The Greener case has led some in the sport to question how to implement higher standards of care as the popularity of Brazilian jujitsu rises.
“Never, in American history, have we seen such a fanatical onboarding of participants in a martial art as we are now seeing with Brazilian jujitsu,” said Rener Gracie, a member of the Gracie family of martial artists largely credited with developing and popularizing Brazilian jujitsu in the United States. His uncle Royce Gracie was the surprise star of the first UFC event in 1993, when he swiftly won three bouts on the same night using Brazilian jujitsu techniques.
Rener Gracie owns Gracie University, a 2,000-student gym located in Torrance, California, and provided expert testimony on behalf of Greener in Greener’s case. Gracie was paid over $100,000 for his testimony, he said in a social media post, a sum that led to pushback within the sport, which prompted him to pledge a $100,000 donation to a nonprofit supporting people hurt by spinal cord injuries.

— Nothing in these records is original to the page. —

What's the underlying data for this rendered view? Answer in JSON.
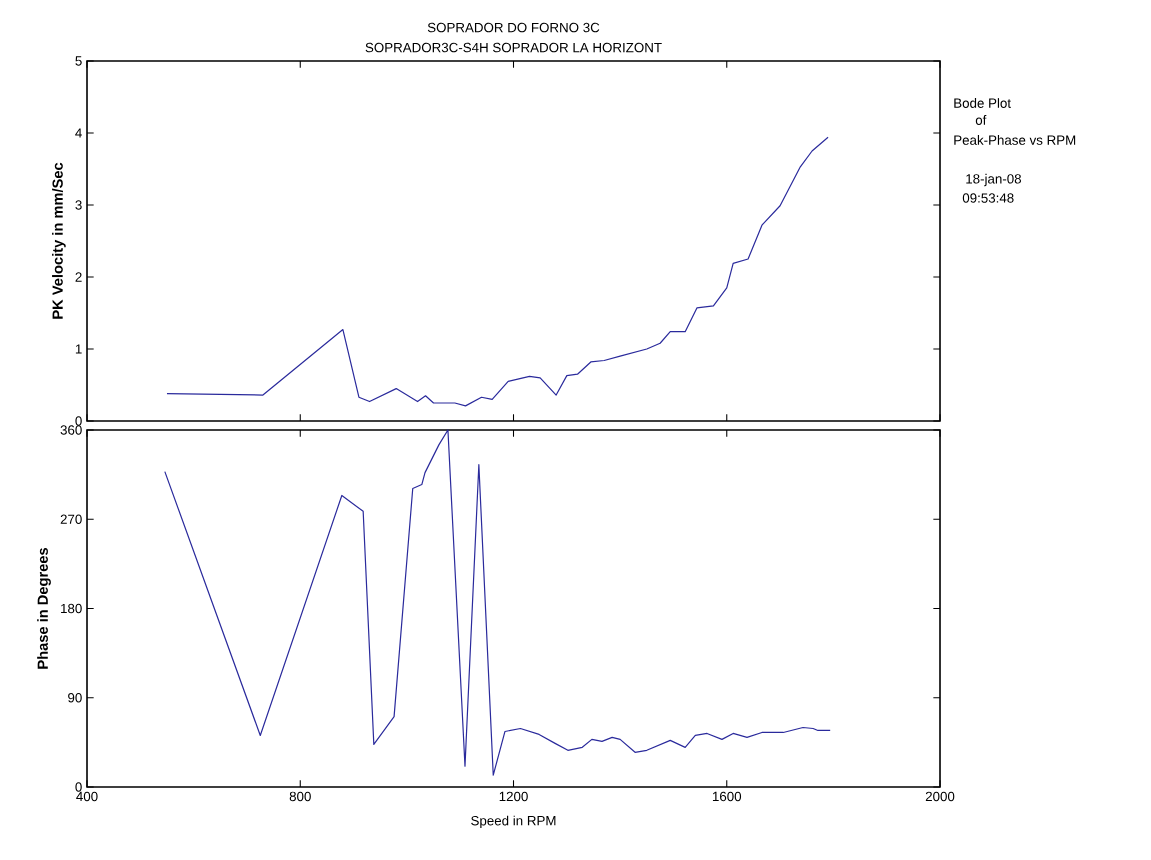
{
  "chart_data": [
    {
      "type": "line",
      "title": "SOPRADOR DO FORNO 3C",
      "subtitle": "SOPRADOR3C-S4H   SOPRADOR LA HORIZONT",
      "ylabel": "PK Velocity in mm/Sec",
      "annotations": [
        "Bode Plot",
        "of",
        "Peak-Phase vs RPM",
        "18-jan-08",
        "09:53:48"
      ],
      "x": [
        550,
        640,
        730,
        880,
        910,
        930,
        980,
        1020,
        1035,
        1050,
        1090,
        1110,
        1140,
        1160,
        1190,
        1230,
        1250,
        1280,
        1300,
        1320,
        1345,
        1370,
        1400,
        1450,
        1475,
        1494,
        1522,
        1544,
        1575,
        1600,
        1612,
        1640,
        1666,
        1700,
        1738,
        1760,
        1790
      ],
      "values": [
        0.38,
        0.37,
        0.36,
        1.27,
        0.33,
        0.27,
        0.45,
        0.27,
        0.35,
        0.25,
        0.25,
        0.21,
        0.33,
        0.3,
        0.55,
        0.62,
        0.6,
        0.36,
        0.63,
        0.65,
        0.82,
        0.84,
        0.9,
        1.0,
        1.08,
        1.24,
        1.24,
        1.57,
        1.6,
        1.85,
        2.19,
        2.25,
        2.72,
        2.99,
        3.53,
        3.75,
        3.94
      ],
      "color": "#2a2a9c",
      "xlim": [
        400,
        2000
      ],
      "xticks": [
        400,
        800,
        1200,
        1600,
        2000
      ],
      "ylim": [
        0,
        5
      ],
      "yticks": [
        0,
        1,
        2,
        3,
        4,
        5
      ],
      "tick_labels": "y"
    },
    {
      "type": "line",
      "ylabel": "Phase in Degrees",
      "xlabel": "Speed in RPM",
      "x": [
        546,
        725,
        878,
        918,
        938,
        976,
        1011,
        1028,
        1034,
        1060,
        1077,
        1109,
        1135,
        1162,
        1184,
        1213,
        1248,
        1278,
        1302,
        1329,
        1347,
        1366,
        1385,
        1400,
        1428,
        1450,
        1494,
        1522,
        1541,
        1563,
        1591,
        1612,
        1638,
        1666,
        1706,
        1743,
        1762,
        1771,
        1794
      ],
      "values": [
        318,
        52,
        294,
        278,
        43,
        71,
        301,
        305,
        317,
        345,
        360,
        21,
        325,
        12,
        56,
        59,
        53,
        44,
        37,
        40,
        48,
        46,
        50,
        48,
        35,
        37,
        47,
        40,
        52,
        54,
        48,
        54,
        50,
        55,
        55,
        60,
        59,
        57,
        57
      ],
      "color": "#2a2a9c",
      "xlim": [
        400,
        2000
      ],
      "xticks": [
        400,
        800,
        1200,
        1600,
        2000
      ],
      "ylim": [
        0,
        360
      ],
      "yticks": [
        0,
        90,
        180,
        270,
        360
      ]
    }
  ]
}
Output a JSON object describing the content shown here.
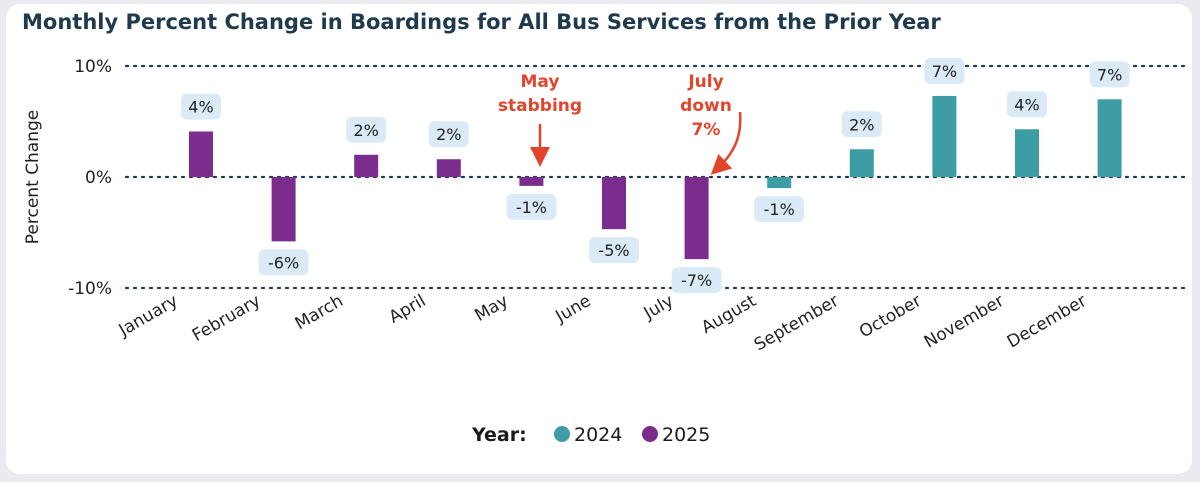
{
  "title": "Monthly Percent Change in Boardings for All Bus Services from the Prior Year",
  "colors": {
    "y2024": "#3e9ca5",
    "y2025": "#7b2d8e",
    "annotation": "#e2452b",
    "label_bg": "#dbeaf7",
    "grid": "#1f3a4d"
  },
  "chart_data": {
    "type": "bar",
    "title": "Monthly Percent Change in Boardings for All Bus Services from the Prior Year",
    "ylabel": "Percent Change",
    "xlabel": "",
    "ylim": [
      -10,
      10
    ],
    "yticks": [
      10,
      0,
      -10
    ],
    "ytick_labels": [
      "10%",
      "0%",
      "-10%"
    ],
    "grid": true,
    "categories": [
      "January",
      "February",
      "March",
      "April",
      "May",
      "June",
      "July",
      "August",
      "September",
      "October",
      "November",
      "December"
    ],
    "values": [
      4.1,
      -5.8,
      2.0,
      1.6,
      -0.8,
      -4.7,
      -7.4,
      -1.0,
      2.5,
      7.3,
      4.3,
      7.0
    ],
    "value_labels": [
      "4%",
      "-6%",
      "2%",
      "2%",
      "-1%",
      "-5%",
      "-7%",
      "-1%",
      "2%",
      "7%",
      "4%",
      "7%"
    ],
    "year": [
      "2025",
      "2025",
      "2025",
      "2025",
      "2025",
      "2025",
      "2025",
      "2024",
      "2024",
      "2024",
      "2024",
      "2024"
    ],
    "legend": {
      "title": "Year:",
      "entries": [
        "2024",
        "2025"
      ],
      "placement": "bottom"
    },
    "annotations": [
      {
        "category": "May",
        "lines": [
          "May",
          "stabbing"
        ]
      },
      {
        "category": "July",
        "lines": [
          "July",
          "down",
          "7%"
        ]
      }
    ]
  }
}
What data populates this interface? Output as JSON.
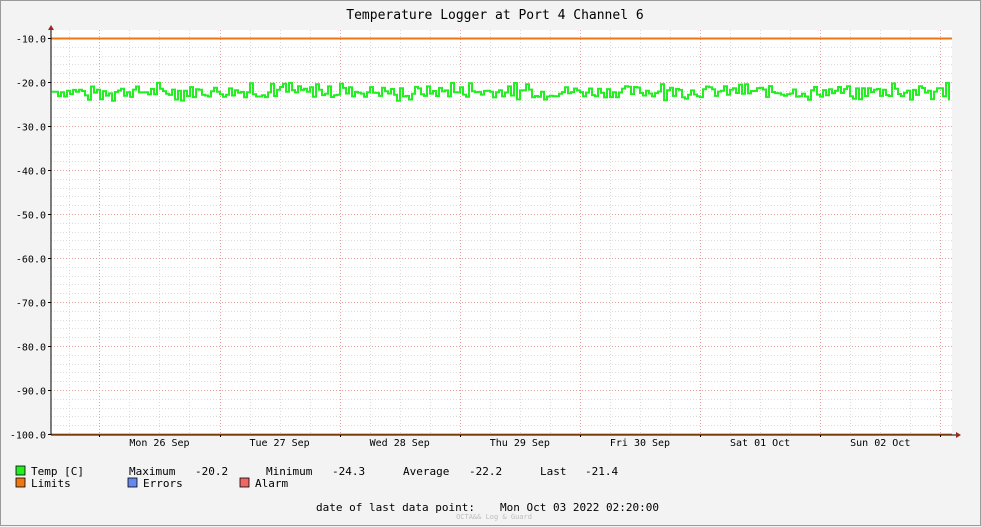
{
  "chart_data": {
    "type": "line",
    "title": "Temperature Logger at Port 4 Channel 6",
    "x_labels": [
      "Mon 26 Sep",
      "Tue 27 Sep",
      "Wed 28 Sep",
      "Thu 29 Sep",
      "Fri 30 Sep",
      "Sat 01 Oct",
      "Sun 02 Oct"
    ],
    "x_range": [
      "2022-09-25T14:20",
      "2022-10-03T02:20"
    ],
    "y_ticks": [
      "-10.0",
      "-20.0",
      "-30.0",
      "-40.0",
      "-50.0",
      "-60.0",
      "-70.0",
      "-80.0",
      "-90.0",
      "-100.0"
    ],
    "ylim": [
      -100,
      -10
    ],
    "grid": true,
    "series": [
      {
        "name": "Temp [C]",
        "color": "#22ee22",
        "pattern": "noisy",
        "center": -22.2,
        "min": -24.3,
        "max": -20.2,
        "last": -21.4
      },
      {
        "name": "Limits",
        "color": "#ee7711",
        "values": [
          -10.0,
          -100.0
        ]
      }
    ],
    "legend": [
      {
        "label": "Temp [C]",
        "color": "#22ee22"
      },
      {
        "label": "Limits",
        "color": "#ee7711"
      },
      {
        "label": "Errors",
        "color": "#6688ee"
      },
      {
        "label": "Alarm",
        "color": "#ee6666"
      }
    ],
    "stats": {
      "maximum_label": "Maximum",
      "maximum": "-20.2",
      "minimum_label": "Minimum",
      "minimum": "-24.3",
      "average_label": "Average",
      "average": "-22.2",
      "last_label": "Last",
      "last": "-21.4"
    },
    "footer": {
      "label": "date of last data point:",
      "value": "Mon Oct 03 2022 02:20:00"
    },
    "credit": "OCTA&& Log & Guard"
  }
}
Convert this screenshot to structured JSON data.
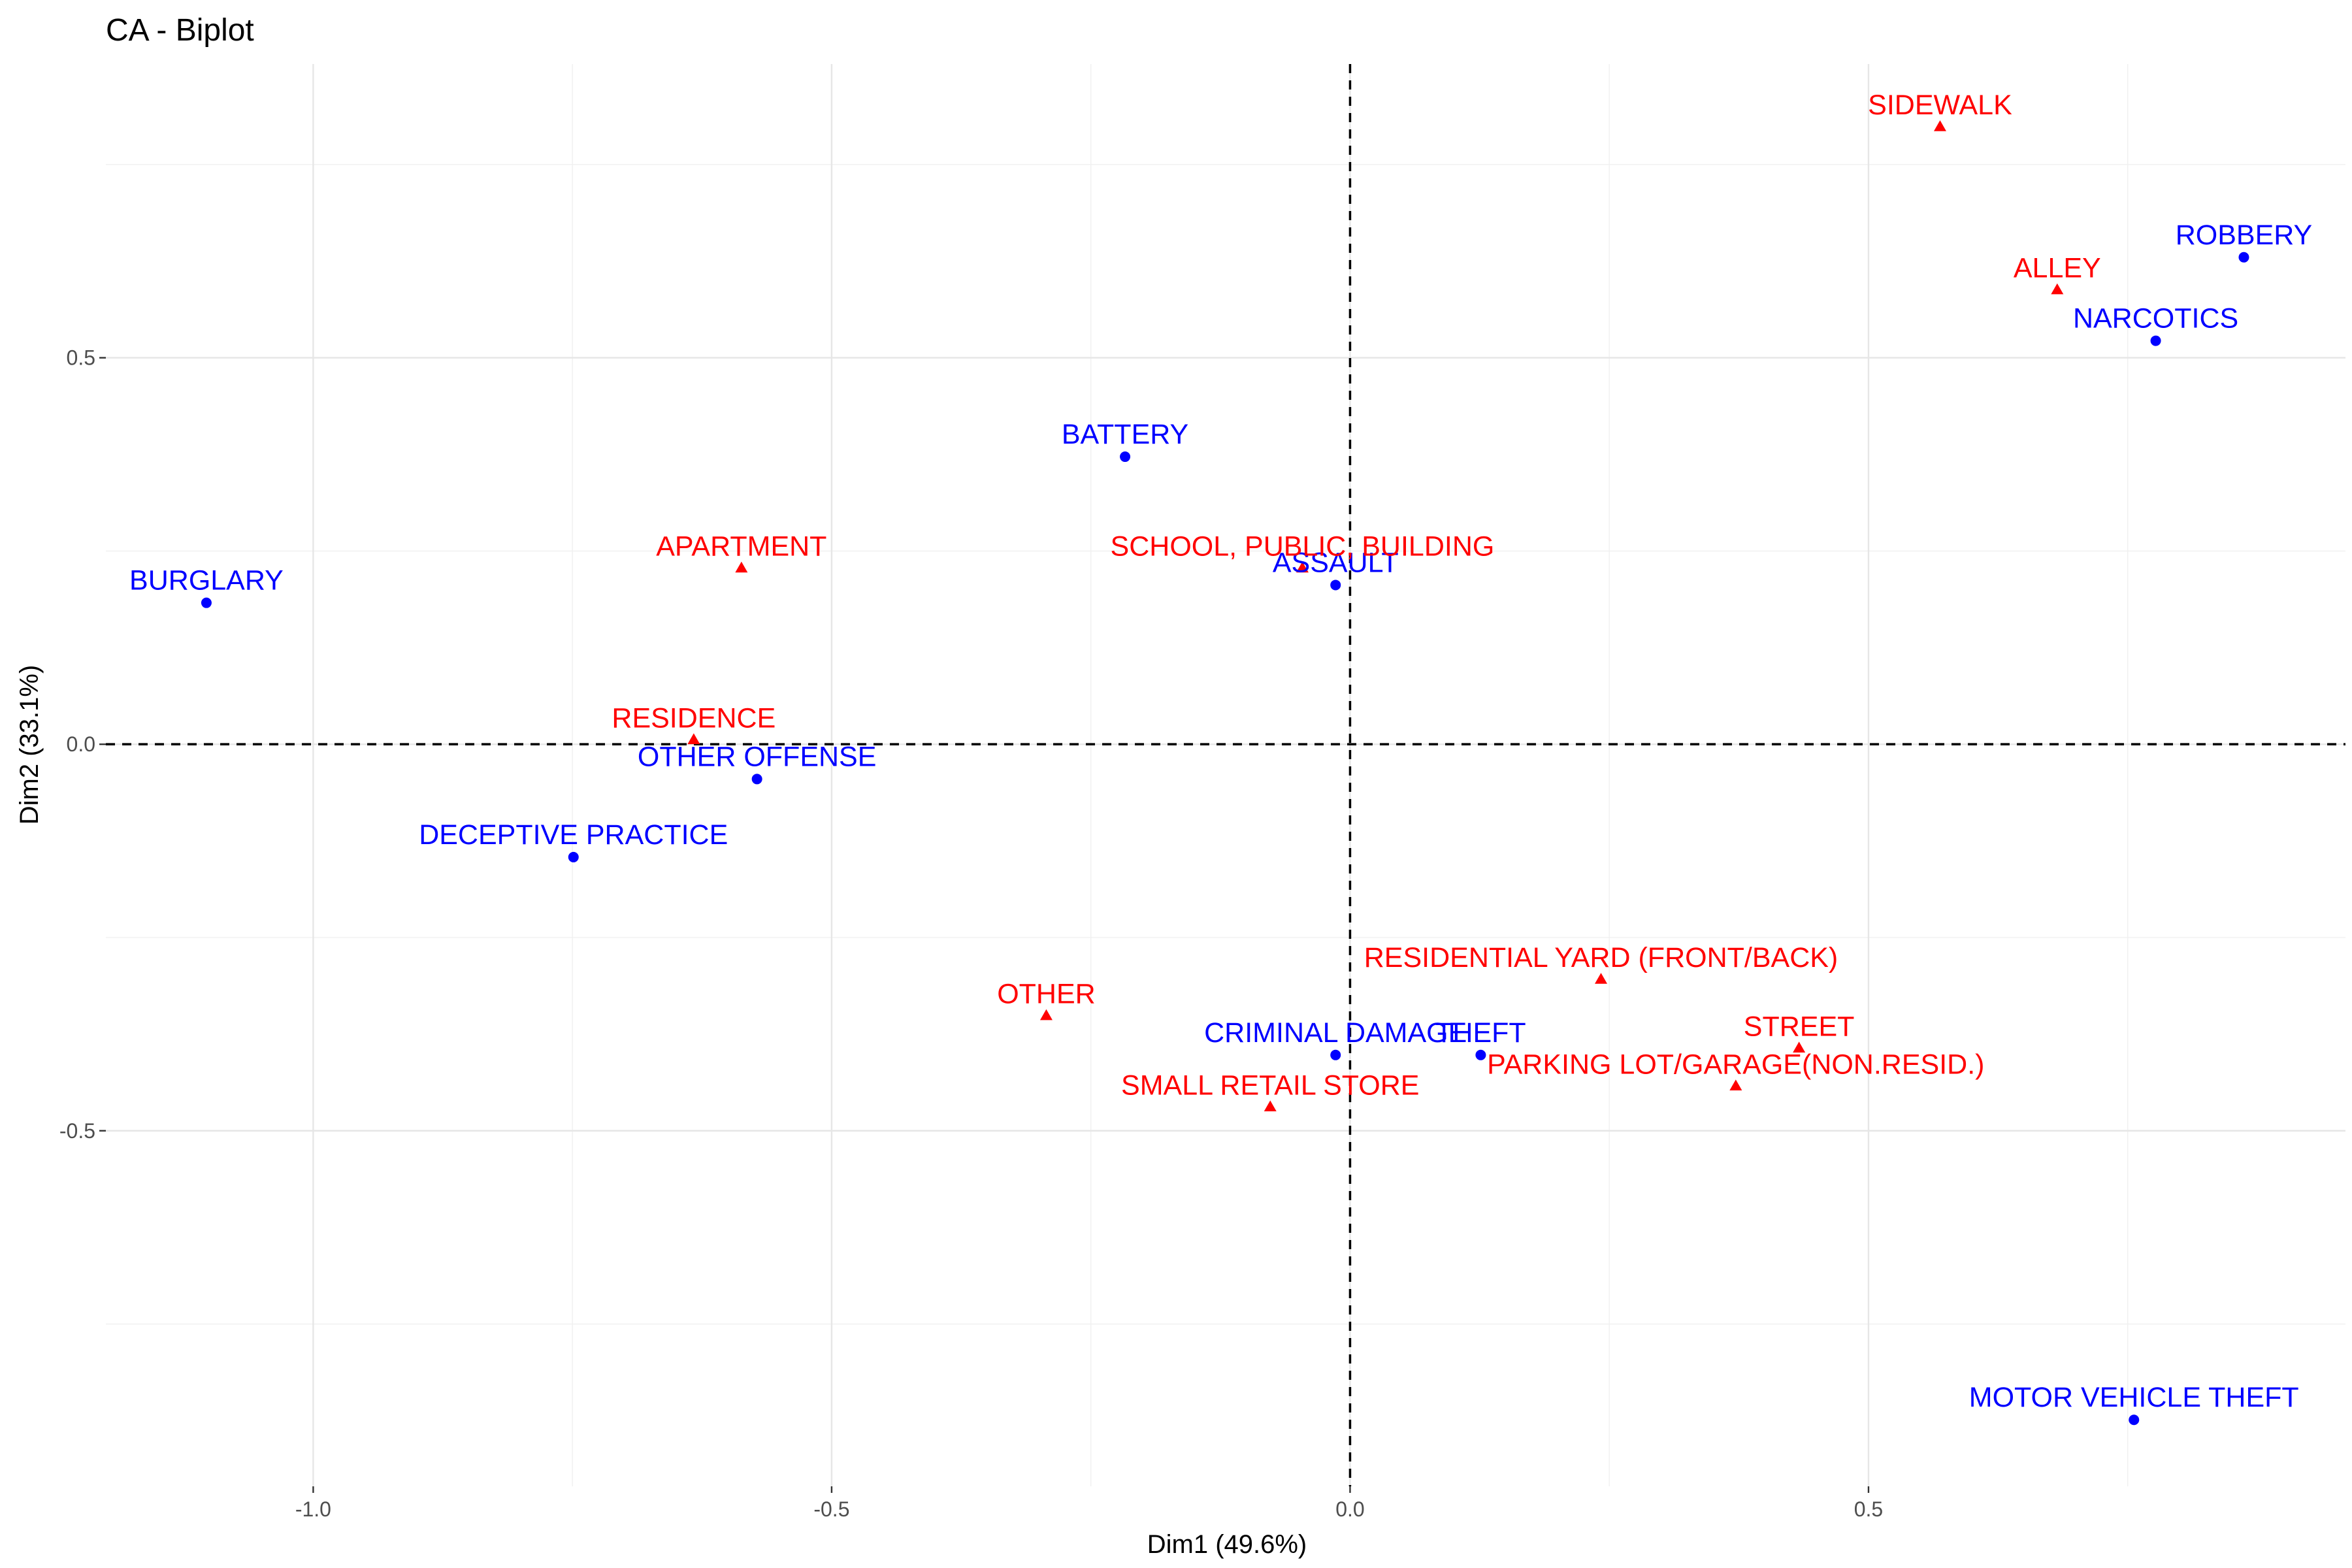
{
  "chart_data": {
    "type": "scatter",
    "title": "CA - Biplot",
    "xlabel": "Dim1 (49.6%)",
    "ylabel": "Dim2 (33.1%)",
    "xlim": [
      -1.2,
      0.96
    ],
    "ylim": [
      -0.96,
      0.88
    ],
    "xticks": [
      -1.0,
      -0.5,
      0.0,
      0.5
    ],
    "xtick_labels": [
      "-1.0",
      "-0.5",
      "0.0",
      "0.5"
    ],
    "yticks": [
      -0.5,
      0.0,
      0.5
    ],
    "ytick_labels": [
      "-0.5",
      "0.0",
      "0.5"
    ],
    "grid": true,
    "reference_lines": [
      0,
      0
    ],
    "colors": {
      "rows": "#0000ff",
      "columns": "#ff0000"
    },
    "series": [
      {
        "marker": "circle",
        "color": "#0000ff",
        "points": [
          {
            "label": "ROBBERY",
            "x": 0.862,
            "y": 0.63
          },
          {
            "label": "NARCOTICS",
            "x": 0.777,
            "y": 0.522
          },
          {
            "label": "BATTERY",
            "x": -0.217,
            "y": 0.372
          },
          {
            "label": "ASSAULT",
            "x": -0.014,
            "y": 0.206
          },
          {
            "label": "BURGLARY",
            "x": -1.103,
            "y": 0.183
          },
          {
            "label": "OTHER OFFENSE",
            "x": -0.572,
            "y": -0.045
          },
          {
            "label": "DECEPTIVE PRACTICE",
            "x": -0.749,
            "y": -0.146
          },
          {
            "label": "CRIMINAL DAMAGE",
            "x": -0.014,
            "y": -0.402
          },
          {
            "label": "THEFT",
            "x": 0.126,
            "y": -0.402
          },
          {
            "label": "MOTOR VEHICLE THEFT",
            "x": 0.756,
            "y": -0.874
          }
        ]
      },
      {
        "marker": "triangle",
        "color": "#ff0000",
        "points": [
          {
            "label": "SIDEWALK",
            "x": 0.569,
            "y": 0.798
          },
          {
            "label": "ALLEY",
            "x": 0.682,
            "y": 0.587
          },
          {
            "label": "APARTMENT",
            "x": -0.587,
            "y": 0.227
          },
          {
            "label": "SCHOOL, PUBLIC, BUILDING",
            "x": -0.046,
            "y": 0.227
          },
          {
            "label": "RESIDENCE",
            "x": -0.633,
            "y": 0.005
          },
          {
            "label": "RESIDENTIAL YARD (FRONT/BACK)",
            "x": 0.242,
            "y": -0.305
          },
          {
            "label": "OTHER",
            "x": -0.293,
            "y": -0.352
          },
          {
            "label": "STREET",
            "x": 0.433,
            "y": -0.394
          },
          {
            "label": "PARKING LOT/GARAGE(NON.RESID.)",
            "x": 0.372,
            "y": -0.443
          },
          {
            "label": "SMALL RETAIL STORE",
            "x": -0.077,
            "y": -0.47
          }
        ]
      }
    ]
  }
}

Gracie said in an interview that the proliferation of Brazilian jujitsu schools in recent years has caused a substantial variation in the way the martial art is taught and how safety is practiced. Many newcomers, who may have heard about the benefits of the martial art from a podcast or from watching UFC bouts, don’t understand that some gyms operate under much harsher training conditions than others, he said.
One martial art with comparatively strong governance is judo, which focuses more on throws and takedowns but like Brazilian jujitsu traces its lineage back to Japanese forms of jujitsu. Judo is an Olympic sport and thus has national and international standards, including safety protocols issued in the United States by USA Judo. The sport does have its own safety issues, however: A 2009 study documented 118 deaths of children participating in school-affiliated judo clubs in Japan since 1983. The study and inquiries by the Japanese Olympic Committee and education ministry led to some reforms for judo in the country.
Many in the Brazilian jujitsu community have rebuffed suggestions that the martial art become an Olympic sport precisely because of a resistance to more regulation. And parts of the sport would rather focus on building it up the way promotional companies like the UFC have for elite-level MMA.
The International Brazilian Jiu-Jitsu Federation, one of the sport’s major competitive bodies, sets regulations for competition but does not assert procedures and coaching standards for gyms to use during training. Some in the sport said the federation’s rules, which allow some risky maneuvers to be used in top competitions, trickle down to influence how students at lower levels are taught.
For his part, Milosevich acknowledges the inherent dangers of participating in Brazilian jujitsu and other martial arts. Yet he sees the risks and prevalence of injuries as evidence the sport needs to take safety standards more seriously.
“There is definitely a way to limit the possibilities and the high risk that you’re going to get injured when you’re brand-new and guys are just literally trying to smash you and use you as practice,” Milosevich said. “There could definitely be a higher standard.”